Ransomware and phishing attacks soar during pandemic, finds Beazley
Ransomware attacks were up by a quarter in the first three months of 2020, according to the Beazley Breach Response (BBR).
BBR said the number of incidents involving ransomware reported to its service had increased by 25 percent compared to the last three months in 2019. It said that while “no industry was immune”, manufacturing showed “the steepest increase” with reported attacks up 156 percent in Q1 2020 compared with Q4 2019.
During Q1, BBR saw a particular spike in ransomware incidents at service providers for banks and credit unions as well as for healthcare organisations, which led to multiple reports.
As ransomware attacks grew, email attacks dropped by 16 percent in Q1 2020 from the quarter before, but BBR emphasised that it remains a problem.
It said that financial services, healthcare and retail sectors reported fewer compromised email incidents than in Q4 2019 “this may prove to be a temporary reprieve tied to behavioral changes amid the response to COVID-19”.
“Employees first adjusting to working from home may have been less responsive to emails generally, and organisations may have been more focused on quickly ramping up remote working capacity than on identifying and reporting email incidents.”
Moving in the second quarter of 2020, BBR saw cyber criminals making greater use of the opportunities presented by the pandemic.
Analysts warned: “We are likely to see more employees falling victim as attacks accelerate.
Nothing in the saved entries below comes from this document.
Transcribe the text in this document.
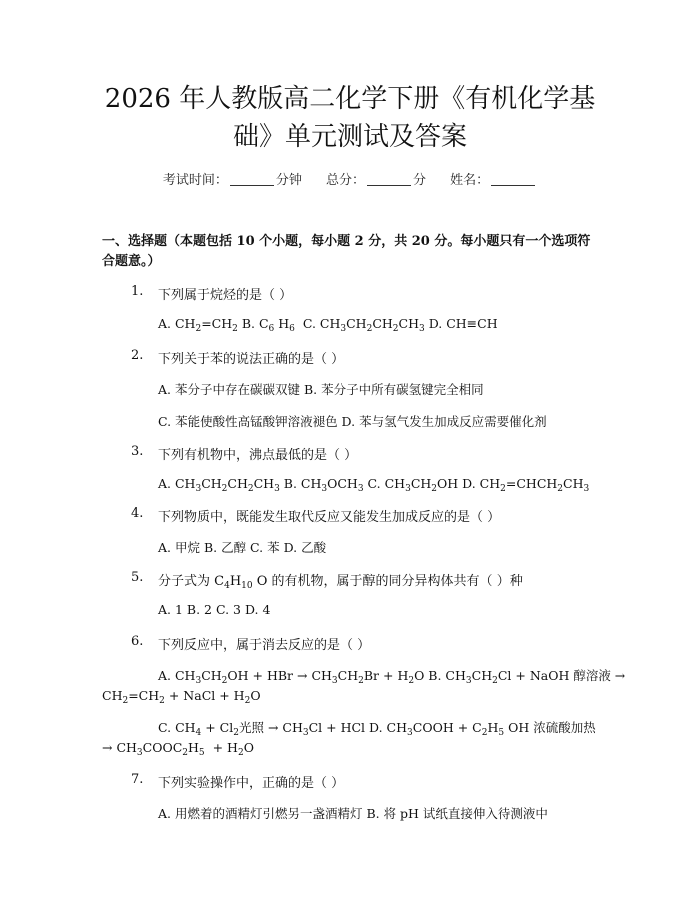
2026 年人教版高二化学下册《有机化学基
础》单元测试及答案
考试时间：	分钟 总分：	分 姓名：
一、选择题（本题包括 10 个小题，每小题 2 分，共 20 分。每小题只有一个选项符合题意。）
1. 下列属于烷烃的是（ ）
A. $CH_2=CH_2$ B. $C_6$ $H_6$  C. $CH_3CH_2CH_2CH_3$ D. CH≡CH
2. 下列关于苯的说法正确的是（ ）
A. 苯分子中存在碳碳双键 B. 苯分子中所有碳氢键完全相同
C. 苯能使酸性高锰酸钾溶液褪色 D. 苯与氢气发生加成反应需要催化剂
3. 下列有机物中，沸点最低的是（ ）
A. $CH_3CH_2CH_2CH_3$ B. $CH_3OCH_3$ C. $CH_3CH_2OH$ D. $CH_2=CHCH_2CH_3$
4. 下列物质中，既能发生取代反应又能发生加成反应的是（ ）
A. 甲烷 B. 乙醇 C. 苯 D. 乙酸
5. 分子式为 $C_4H_{10}$ O 的有机物，属于醇的同分异构体共有（ ）种
A. 1 B. 2 C. 3 D. 4
6. 下列反应中，属于消去反应的是（ ）
A. $CH_3CH_2OH$ + HBr → $CH_3CH_2Br + H_2O$ B. $CH_3CH_2Cl$ + NaOH 醇溶液 →
$CH_2=CH_2$ + NaCl + $H_2O$
C. $CH_4 + Cl_2$光照 → $CH_3Cl$ + HCl D. $CH_3COOH + C_2H_5$ OH 浓硫酸加热
→ $CH_3COOC_2H_5 + H_2O$
7. 下列实验操作中，正确的是（ ）
A. 用燃着的酒精灯引燃另一盏酒精灯 B. 将 pH 试纸直接伸入待测液中
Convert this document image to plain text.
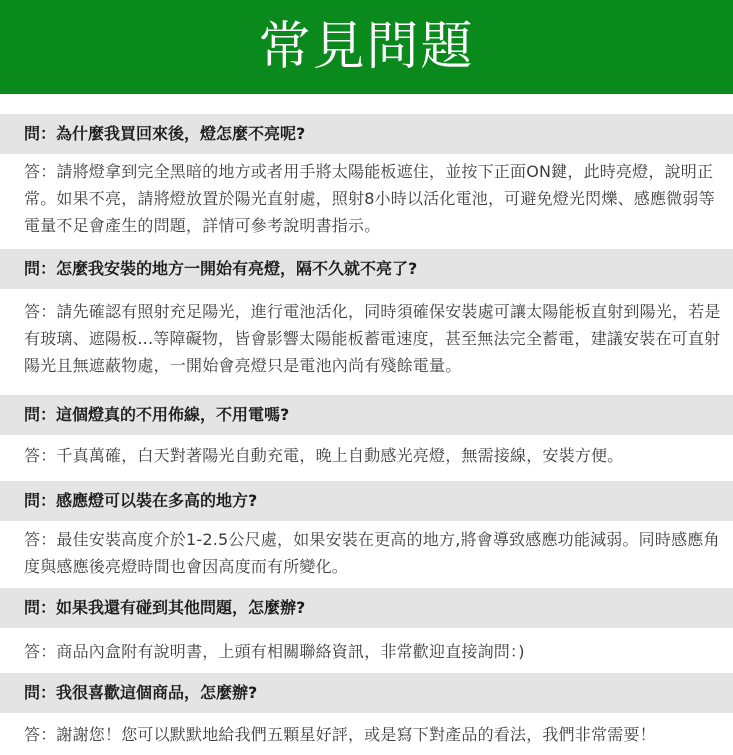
常見問題
問：為什麼我買回來後，燈怎麼不亮呢?
答：請將燈拿到完全黑暗的地方或者用手將太陽能板遮住，並按下正面ON鍵，此時亮燈，說明正常。如果不亮，請將燈放置於陽光直射處，照射8小時以活化電池，可避免燈光閃爍、感應微弱等電量不足會產生的問題，詳情可參考說明書指示。
問：怎麼我安裝的地方一開始有亮燈，隔不久就不亮了?
答：請先確認有照射充足陽光，進行電池活化，同時須確保安裝處可讓太陽能板直射到陽光，若是有玻璃、遮陽板...等障礙物，皆會影響太陽能板蓄電速度，甚至無法完全蓄電，建議安裝在可直射陽光且無遮蔽物處，一開始會亮燈只是電池內尚有殘餘電量。
問：這個燈真的不用佈線，不用電嗎?
答：千真萬確，白天對著陽光自動充電，晚上自動感光亮燈，無需接線，安裝方便。
問：感應燈可以裝在多高的地方?
答：最佳安裝高度介於1-2.5公尺處，如果安裝在更高的地方,將會導致感應功能減弱。同時感應角度與感應後亮燈時間也會因高度而有所變化。
問：如果我還有碰到其他問題，怎麼辦?
答：商品內盒附有說明書，上頭有相關聯絡資訊，非常歡迎直接詢問：)
問：我很喜歡這個商品，怎麼辦?
答：謝謝您！您可以默默地給我們五顆星好評，或是寫下對產品的看法，我們非常需要！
Research from security awareness training experts KnowBe4 reveals that COVID-19-related scams ranging from social media posts, smishing (text message phishing) and, above all, email phishing have skyrocketed during this time.
“During the pandemic, attackers are taking advantage of the fact that many employees have been working from home, without the technical protections that their corporate networks often provide.”
Remote working means employees are having to use personal computers “without the advantage of managed endpoint protection or even regular patching schedules that are also managed by the typical IT team”. BBR added that many organisational policies are “not designed to function in these distributed environments, leaving them less protected against wire transfer fraud and similar attacks”.